Friday 9 September 2011

Wings of Unreason (finally)

Last year I had a crack at Wings of Unreason at the Roaches Skyline. For those who don't know this semi iconic skyline route it takes the middle of a short slab far up on the skyline. It's called "wings..." in reference to the final moves than need to be done to complete the route, a total psychological crux headgame. It's truely an awesome route.

Last year I jumped on wings with Rach belaying. It was a miserable day and ultimately ended in failure because by the time I'd decided that I wasn't going to do the final move, the weather was turning and Rachel was getting very cold belaying. On re-treating I tried not to weight my gear but that wasn't going to happen so I semi-climbed/fell down the route. 

I think I should mention the final move. There are 3 little holes in the middle of the face, or pods as it were. One takes your gear and you have to mantle into them and then position yourself for the final move. The gear it literally at the level of your feet and you then need to make a dynamic move to slap for a glorious jug. When I reach up I'm only 5/6 inches short, but at that moment that distance seems like a million miles away. Everytime I stared up at it it was like watching the hitchcock zoom.

This time it was different. Summer is over and autumn seems to have taken hold with a rapid efficiency. Every morning I've gone downstairs to go to work the wind has been blustering through the trees, whipping leaves and little along the pavement. There's a distinct chill in the air and Rachel actually put the heating on the other day. I can feel winter coming in the air, as it slowly closes it's grip on the world. I can't wait for the first frost, the first snow. And climbing during this autumnal period it my favourite time of the year. My lightweight summer climbing fleece have been removed from it's hollow at the base of my pack to be prplaced with my winter belay jacket, warm leather gloves and a hat (or two). My flask has been cleaned and my hot food carried made ready. I love climbing at this time of year.

And so it happened, we had a slow start to the day, eventually a bunch of us had mobilised and headed up to skyline, some wanting to have a go at Prelude to Space (solo) and some just wanting to be out. I wanted to try wings. 

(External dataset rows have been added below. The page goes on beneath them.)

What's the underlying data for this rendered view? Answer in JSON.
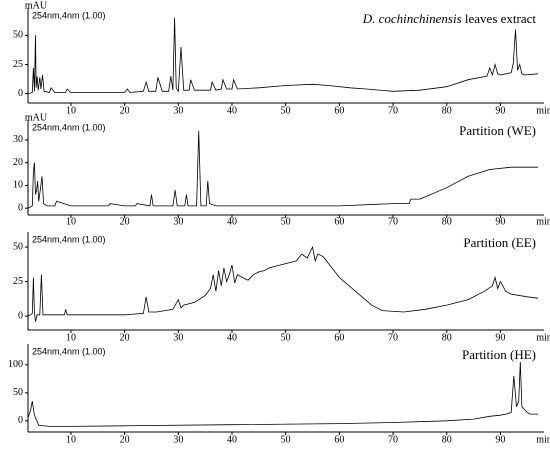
{
  "chart_data": [
    {
      "type": "line",
      "y_label": "mAU",
      "label": "254nm,4nm (1.00)",
      "title_italic": "D. cochinchinensis",
      "title": "leaves extract",
      "x_label": "min",
      "color": "#000000",
      "xlim": [
        2,
        97
      ],
      "xticks": [
        10,
        20,
        30,
        40,
        50,
        60,
        70,
        80,
        90
      ],
      "ylim": [
        -8,
        70
      ],
      "yticks": [
        0,
        25,
        50
      ],
      "x": [
        2,
        2.8,
        3.0,
        3.2,
        3.4,
        3.5,
        3.7,
        3.9,
        4.2,
        4.4,
        4.7,
        5.0,
        6,
        6.3,
        7,
        9,
        9.3,
        10,
        15,
        20,
        20.5,
        21,
        23.5,
        24,
        24.5,
        25.8,
        26.2,
        27,
        28.2,
        28.6,
        29.0,
        29.3,
        29.6,
        30.0,
        30.5,
        31,
        32,
        32.3,
        33,
        36,
        36.3,
        37,
        38,
        38.3,
        39,
        40,
        40.3,
        41,
        45,
        50,
        55,
        58,
        62,
        65,
        70,
        75,
        80,
        84,
        87.5,
        88,
        88.5,
        89,
        89.5,
        90,
        91,
        92,
        92.4,
        92.8,
        93.2,
        93.6,
        94,
        94.5,
        97
      ],
      "values": [
        0,
        1,
        22,
        2,
        50,
        5,
        15,
        3,
        14,
        4,
        16,
        2,
        1,
        5,
        1,
        1,
        4,
        1,
        1,
        1,
        4,
        1,
        2,
        10,
        2,
        2,
        14,
        2,
        2,
        15,
        3,
        65,
        5,
        2,
        40,
        3,
        3,
        12,
        3,
        3,
        10,
        3,
        4,
        12,
        4,
        4,
        12,
        4,
        5,
        7,
        8,
        7,
        5,
        4,
        2,
        3,
        6,
        12,
        15,
        22,
        16,
        25,
        17,
        16,
        17,
        18,
        26,
        55,
        20,
        25,
        17,
        16,
        17
      ]
    },
    {
      "type": "line",
      "y_label": "mAU",
      "label": "254nm,4nm (1.00)",
      "title": "Partition (WE)",
      "x_label": "min",
      "color": "#000000",
      "xlim": [
        2,
        97
      ],
      "xticks": [
        10,
        20,
        30,
        40,
        50,
        60,
        70,
        80,
        90
      ],
      "ylim": [
        -3,
        37
      ],
      "yticks": [
        0,
        10,
        20,
        30
      ],
      "x": [
        2,
        2.8,
        3.0,
        3.2,
        3.4,
        3.6,
        3.8,
        4.0,
        4.3,
        4.6,
        4.9,
        5.5,
        7,
        7.3,
        10,
        17,
        17.3,
        20,
        22,
        22.3,
        24.7,
        25,
        25.3,
        29,
        29.4,
        29.8,
        31.2,
        31.5,
        31.8,
        33.4,
        33.8,
        34.2,
        35.2,
        35.5,
        35.8,
        37,
        40,
        50,
        60,
        70,
        73,
        73.3,
        75,
        80,
        84,
        88,
        92,
        97
      ],
      "values": [
        0,
        1,
        16,
        20,
        6,
        8,
        12,
        3,
        8,
        14,
        2,
        1,
        1,
        3,
        1,
        1,
        2,
        1,
        1,
        2,
        1,
        6,
        1,
        1,
        8,
        1,
        1,
        6,
        1,
        1,
        34,
        1,
        1,
        12,
        2,
        1,
        1,
        1,
        1,
        2,
        2,
        4,
        4,
        9,
        14,
        17,
        18,
        18
      ]
    },
    {
      "type": "line",
      "label": "254nm,4nm (1.00)",
      "title": "Partition (EE)",
      "x_label": "min",
      "color": "#000000",
      "xlim": [
        2,
        97
      ],
      "xticks": [
        10,
        20,
        30,
        40,
        50,
        60,
        70,
        80,
        90
      ],
      "ylim": [
        -10,
        58
      ],
      "yticks": [
        0,
        25,
        50
      ],
      "x": [
        2,
        2.8,
        3.0,
        3.2,
        3.4,
        3.7,
        4.2,
        4.5,
        4.8,
        6,
        8.8,
        9,
        9.3,
        20,
        23.5,
        24,
        24.5,
        26,
        29,
        30,
        30.5,
        31,
        33,
        35,
        36,
        36.5,
        37,
        37.5,
        38,
        38.5,
        39,
        39.5,
        40,
        40.5,
        41,
        42,
        43,
        44,
        45,
        46,
        47,
        48,
        50,
        52,
        53,
        54,
        55,
        55.5,
        56,
        57,
        58,
        60,
        63,
        66,
        68,
        72,
        76,
        80,
        84,
        87,
        88.5,
        89,
        89.5,
        90,
        91,
        92,
        95,
        97
      ],
      "values": [
        0,
        2,
        28,
        3,
        -4,
        1,
        1,
        30,
        1,
        1,
        1,
        5,
        1,
        1,
        2,
        14,
        3,
        3,
        5,
        12,
        6,
        8,
        10,
        15,
        20,
        30,
        18,
        33,
        22,
        35,
        25,
        30,
        37,
        24,
        30,
        28,
        26,
        30,
        32,
        33,
        35,
        36,
        38,
        40,
        45,
        42,
        50,
        40,
        45,
        43,
        38,
        28,
        18,
        8,
        4,
        3,
        5,
        8,
        12,
        18,
        22,
        28,
        20,
        25,
        18,
        16,
        14,
        13
      ]
    },
    {
      "type": "line",
      "label": "254nm,4nm (1.00)",
      "title": "Partition (HE)",
      "x_label": "min",
      "color": "#000000",
      "xlim": [
        2,
        97
      ],
      "xticks": [
        10,
        20,
        30,
        40,
        50,
        60,
        70,
        80,
        90
      ],
      "ylim": [
        -20,
        130
      ],
      "yticks": [
        0,
        50,
        100
      ],
      "x": [
        2,
        2.5,
        2.8,
        3.2,
        4,
        6,
        10,
        20,
        40,
        60,
        70,
        80,
        85,
        88,
        90,
        91,
        92,
        92.5,
        93,
        93.4,
        93.7,
        94,
        94.5,
        95,
        95.5,
        97
      ],
      "values": [
        5,
        20,
        35,
        10,
        -8,
        -10,
        -10,
        -9,
        -7,
        -5,
        -3,
        0,
        3,
        8,
        10,
        12,
        15,
        80,
        25,
        35,
        105,
        25,
        20,
        15,
        12,
        12
      ]
    }
  ]
}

We'd set up beneath the slab with Toaf's new massive eldride pad as Ronnie soloed Prelude to Space. I then geared up as best I could and went through all the little rituals of starting a hard climb; tying in my chalk bag (even though it's virtually empty and it's a freezing dry day), pulling on my tight shoes and lacing them, selecting the small amount of rack that I'll need, tying in to the lead line, cleaning my shoes with a little spit till the rubber is sticky and finally chalking up my hands. I couldn't really put it off any longer. 


I actually asked Toaf not to bother belaying me till I'd got some gear in, but mainly because I expected to blow the first set of moves (the technical crux) but this time I didn't. I still thought I was going to even as I grasped the hold I was reaching for with my finger tips and felt my foot stick to the small hold as I rocked over. I gave up trying to fiddle a piece of gear in here, instead relying on not falling off and the massive pad beneath me. On gaining the pockets I plugged in a cam (a red dragon cam if anyones bothered). I tried to fit one in next to it but I didn't have the right size and Toaf lobbed my up another size 2. It was all going so well.


I remembered the move to gain the pocket, and my final decent footholds but it required me to take out one of the cams (eek!). I didn't really have a choice so I removed the one, rocked into the pocket and then replaced it blindly so it stuck out at an odd angle. It didn't really matter as there wasn't any retreating from the move now anyway. Then I hit a wall. Not a physical wall (obviously) but a massive mental wall in my mind. I scanned the wall infront of me, running my fingers over everything, every ripple, every change in slabs angle, every bit of grit with slightly more friction than the one next to it. I was trying to find that good hold that didn't exist or that little crimp that I'd missed before. Christ I was so close. It was literally inches to the final hold but it may as well have been miles. 


I must have gone on like this for ages. I don't know how much time had passed but I know it threatened to rain at least once and I got offered rescue at least once too. I also tried to retreat and reverse the last move, but when I couldn't I knew I'd have to just do it.


In the end I just did it. I don't know how I managed to convince my brain to do it but it just worked. I think I probably closed my eyes when I did it too but within seconds I was pulling up over the top and rolling onto my back to stare at the sky. It was over, all over.